Variables
Amigo components work with several types of variables, each serving a distinct purpose in defining optimization problems. Understanding these variable types is essential for building Amigo models.
Inputs
Inputs are design variables that the optimizer can modify during the optimization process. They represent the degrees of freedom in your problem.
Scalar Inputs
self.add_input("x", value=1.0, lower=-10.0, upper=10.0)
Vector Inputs
# Define a 3-element vector
self.add_input("forces", shape=(3,), value=0.0, lower=-100.0, upper=100.0)
# Access individual elements
def compute(self):
forces = self.inputs["forces"]
fx = forces[0]
fy = forces[1]
fz = forces[2]
Matrix Inputs
# Define a 3x3 matrix
self.add_input("K", shape=(3, 3))
With Units and Labels
self.add_input("velocity", value=10.0, units="m/s", label="state")
self.add_input("force", value=100.0, units="N", label="control")
The label parameter is useful for grouping related variables, especially in optimal control problems where you might label certain inputs as "state" or "control".
Outputs
Outputs are computed quantities that can be linked to inputs of other components. They enable component coupling in multidisciplinary systems.
# Scalar output
self.add_output("lift", units="N")
# Vector output
self.add_output("stress", shape=(3,))
Outputs are computed in the compute() method:
def compute(self):
velocity = self.inputs["velocity"]
self.outputs["lift"] = 0.5 * 1.225 * velocity**2 * 10.0 # Simplified
Outputs can be linked to inputs of other components using model.link(), enabling data flow between disciplines.
Constants
Constants are compile-time values that do not change during optimization. They are compiled as constexpr in the generated C++ code for maximum performance.

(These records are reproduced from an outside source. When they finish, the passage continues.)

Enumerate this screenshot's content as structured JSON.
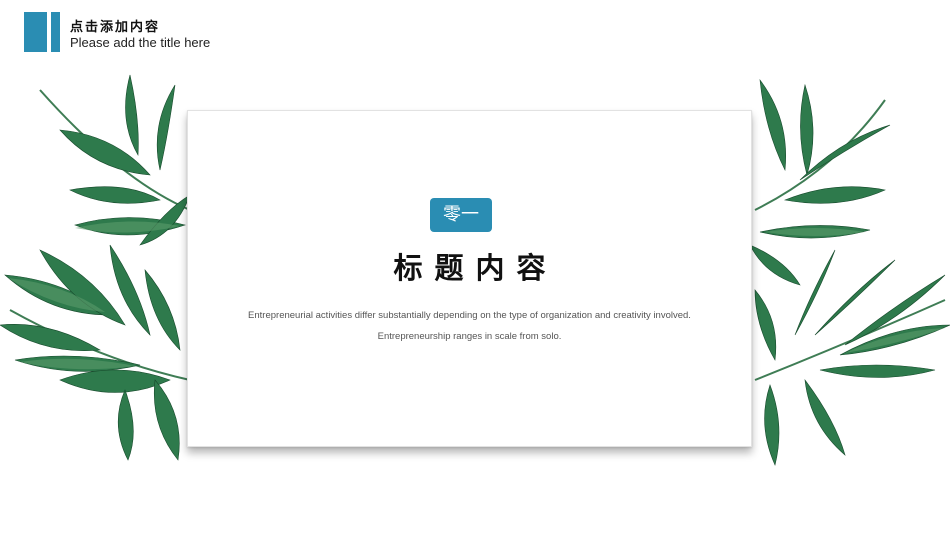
{
  "header": {
    "title": "点击添加内容",
    "subtitle": "Please add the title here"
  },
  "card": {
    "badge": "零一",
    "title": "标题内容",
    "body": "Entrepreneurial activities differ substantially depending on the type of organization and creativity involved. Entrepreneurship ranges in scale from solo."
  },
  "colors": {
    "accent": "#2a8db3",
    "leaf_dark": "#1f5e3a",
    "leaf_mid": "#2e7a4c",
    "leaf_light": "#5e9e6e"
  },
  "decorations": [
    "left-leaf-branch-image",
    "right-leaf-branch-image"
  ]
}
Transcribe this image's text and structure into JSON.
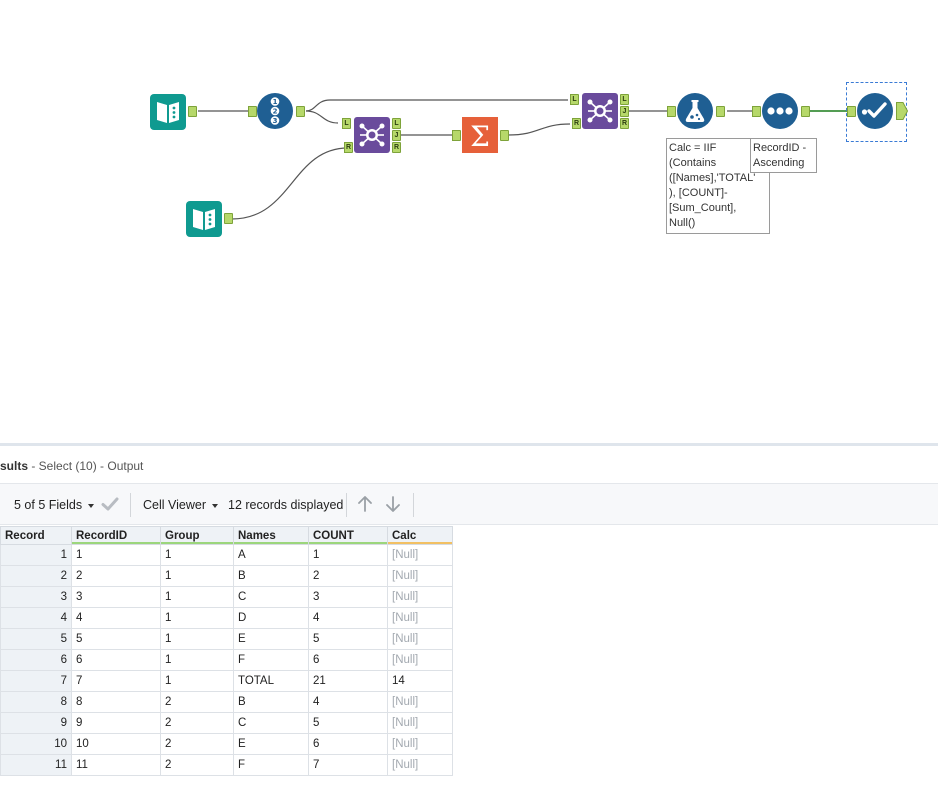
{
  "canvas": {
    "annotations": {
      "formula": [
        "Calc = IIF",
        "(Contains",
        "([Names],'TOTAL'",
        "), [COUNT]-",
        "[Sum_Count],",
        "Null()"
      ],
      "sort": [
        "RecordID -",
        "Ascending"
      ]
    },
    "join_anchor_labels": {
      "left": "L",
      "join": "J",
      "right": "R"
    },
    "icons": [
      "input-data-icon",
      "record-id-icon",
      "join-icon",
      "summarize-icon",
      "formula-icon",
      "sort-icon",
      "select-icon"
    ],
    "colors": {
      "input": "#0f9a90",
      "blue_tool": "#1f5f93",
      "join": "#6a4b9c",
      "summarize": "#e6603a",
      "anchor": "#b6d86a"
    }
  },
  "results": {
    "title_prefix": "sults",
    "title_suffix": " - Select (10) - Output",
    "toolbar": {
      "fields": "5 of 5 Fields",
      "viewer": "Cell Viewer",
      "records": "12 records displayed"
    },
    "columns": [
      "Record",
      "RecordID",
      "Group",
      "Names",
      "COUNT",
      "Calc"
    ],
    "rows": [
      [
        "1",
        "1",
        "1",
        "A",
        "1",
        "[Null]"
      ],
      [
        "2",
        "2",
        "1",
        "B",
        "2",
        "[Null]"
      ],
      [
        "3",
        "3",
        "1",
        "C",
        "3",
        "[Null]"
      ],
      [
        "4",
        "4",
        "1",
        "D",
        "4",
        "[Null]"
      ],
      [
        "5",
        "5",
        "1",
        "E",
        "5",
        "[Null]"
      ],
      [
        "6",
        "6",
        "1",
        "F",
        "6",
        "[Null]"
      ],
      [
        "7",
        "7",
        "1",
        "TOTAL",
        "21",
        "14"
      ],
      [
        "8",
        "8",
        "2",
        "B",
        "4",
        "[Null]"
      ],
      [
        "9",
        "9",
        "2",
        "C",
        "5",
        "[Null]"
      ],
      [
        "10",
        "10",
        "2",
        "E",
        "6",
        "[Null]"
      ],
      [
        "11",
        "11",
        "2",
        "F",
        "7",
        "[Null]"
      ]
    ]
  }
}
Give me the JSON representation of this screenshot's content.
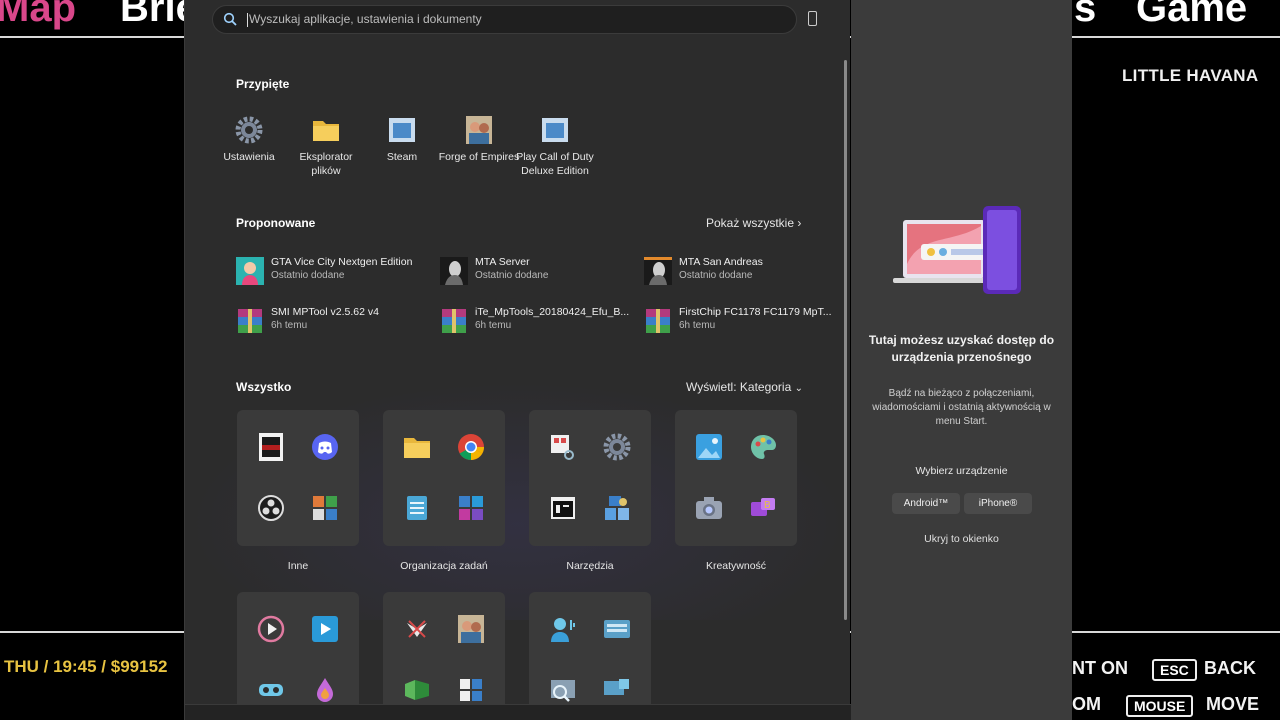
{
  "game": {
    "tabs": [
      "Map",
      "Brie",
      "s",
      "Game"
    ],
    "location": "LITTLE HAVANA",
    "status": "THU / 19:45 / $99152",
    "controls": [
      {
        "text": "NT ON"
      },
      {
        "key": "ESC",
        "text": "BACK"
      },
      {
        "text": "OM"
      },
      {
        "key": "MOUSE",
        "text": "MOVE"
      }
    ]
  },
  "search": {
    "placeholder": "Wyszukaj aplikacje, ustawienia i dokumenty"
  },
  "pinned": {
    "title": "Przypięte",
    "items": [
      {
        "label": "Ustawienia",
        "icon": "gear-icon"
      },
      {
        "label": "Eksplorator plików",
        "icon": "folder-icon"
      },
      {
        "label": "Steam",
        "icon": "app-window-icon"
      },
      {
        "label": "Forge of Empires",
        "icon": "forge-icon"
      },
      {
        "label": "Play Call of Duty Deluxe Edition",
        "icon": "app-window-icon"
      }
    ]
  },
  "recommended": {
    "title": "Proponowane",
    "show_all": "Pokaż wszystkie",
    "items": [
      {
        "title": "GTA Vice City Nextgen Edition",
        "sub": "Ostatnio dodane",
        "icon": "gta-icon"
      },
      {
        "title": "MTA Server",
        "sub": "Ostatnio dodane",
        "icon": "mta-icon"
      },
      {
        "title": "MTA San Andreas",
        "sub": "Ostatnio dodane",
        "icon": "mta-icon"
      },
      {
        "title": "SMI MPTool v2.5.62 v4",
        "sub": "6h temu",
        "icon": "winrar-icon"
      },
      {
        "title": "iTe_MpTools_20180424_Efu_B...",
        "sub": "6h temu",
        "icon": "winrar-icon"
      },
      {
        "title": "FirstChip FC1178 FC1179 MpT...",
        "sub": "6h temu",
        "icon": "winrar-icon"
      }
    ]
  },
  "all": {
    "title": "Wszystko",
    "view": "Wyświetl: Kategoria",
    "folders": [
      {
        "label": "Inne"
      },
      {
        "label": "Organizacja zadań"
      },
      {
        "label": "Narzędzia"
      },
      {
        "label": "Kreatywność"
      }
    ]
  },
  "phone_panel": {
    "title": "Tutaj możesz uzyskać dostęp do urządzenia przenośnego",
    "desc": "Bądź na bieżąco z połączeniami, wiadomościami i ostatnią aktywnością w menu Start.",
    "choose": "Wybierz urządzenie",
    "android": "Android™",
    "iphone": "iPhone®",
    "hide": "Ukryj to okienko"
  },
  "colors": {
    "accent": "#e8c341",
    "game_pink": "#d9478a",
    "panel": "#2c2c2c"
  }
}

self.add_constant("pi", value=3.14159)
self.add_constant("g", value=9.81, units="m/s^2")
self.add_constant("E", value=200e9, units="Pa")

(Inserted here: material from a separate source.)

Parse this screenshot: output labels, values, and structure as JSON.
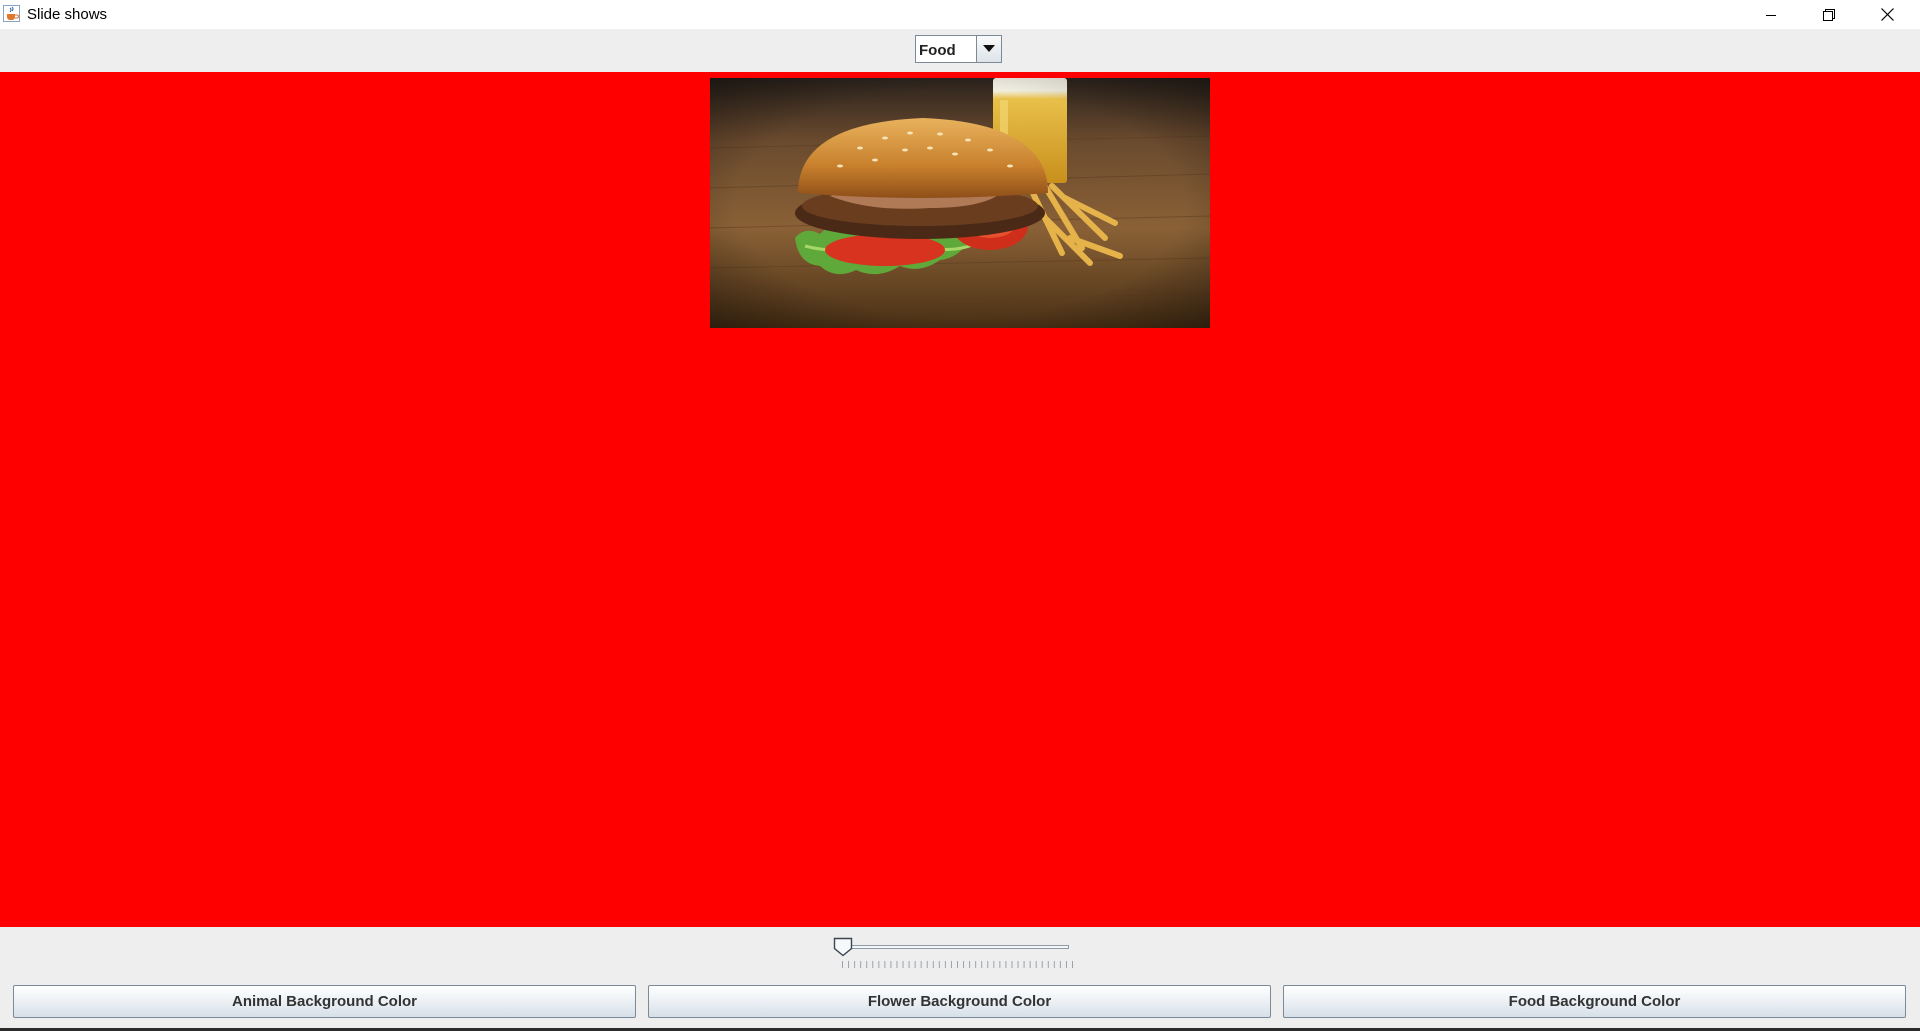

Constants are accessed in compute() just like inputs:
def compute(self):
g = self.constants["g"]
mass = self.inputs["mass"]
self.outputs["weight"] = mass * g
Data
Data variables allow you to pass external information into the problem that is not optimized but may change between solves.
self.add_data("temperature_field", shape=(100, 100))

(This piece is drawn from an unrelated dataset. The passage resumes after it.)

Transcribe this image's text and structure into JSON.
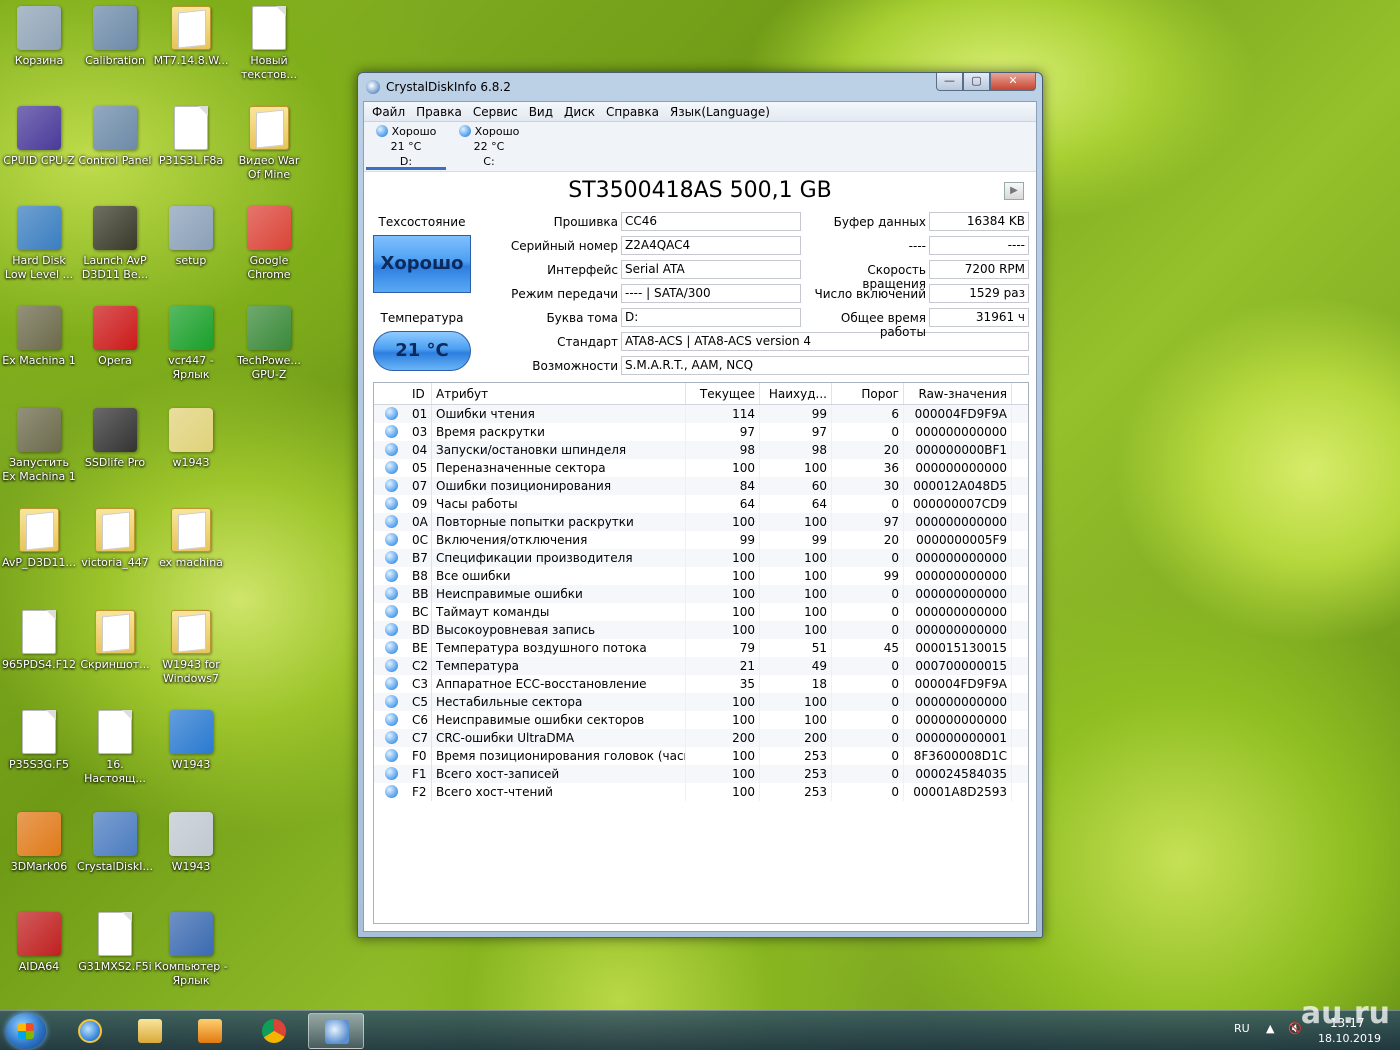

self.add_data("boundary_conditions", shape=(10,))
Data is useful for:
- External loads or boundary conditions
- Mesh data or geometry information
- Parameters for sensitivity studies
Intermediate Variables
The self.vars dictionary stores intermediate computation results. These variables are symbolic and participate in automatic differentiation.
def compute(self):
q = self.inputs["q"]
# Compute and store intermediate values
self.vars["sint"] = am.sin(q[1])
self.vars["cost"] = am.cos(q[1])
# Use intermediate variables
sint = self.vars["sint"]
cost = self.vars["cost"]
self.outputs["rotation"] = [cost, sint]
Intermediate variables help:
- Organize complex computations
- Avoid repeating calculations
- Improve code readability
Intermediate variables in self.vars are automatically included in the automatic differentiation process.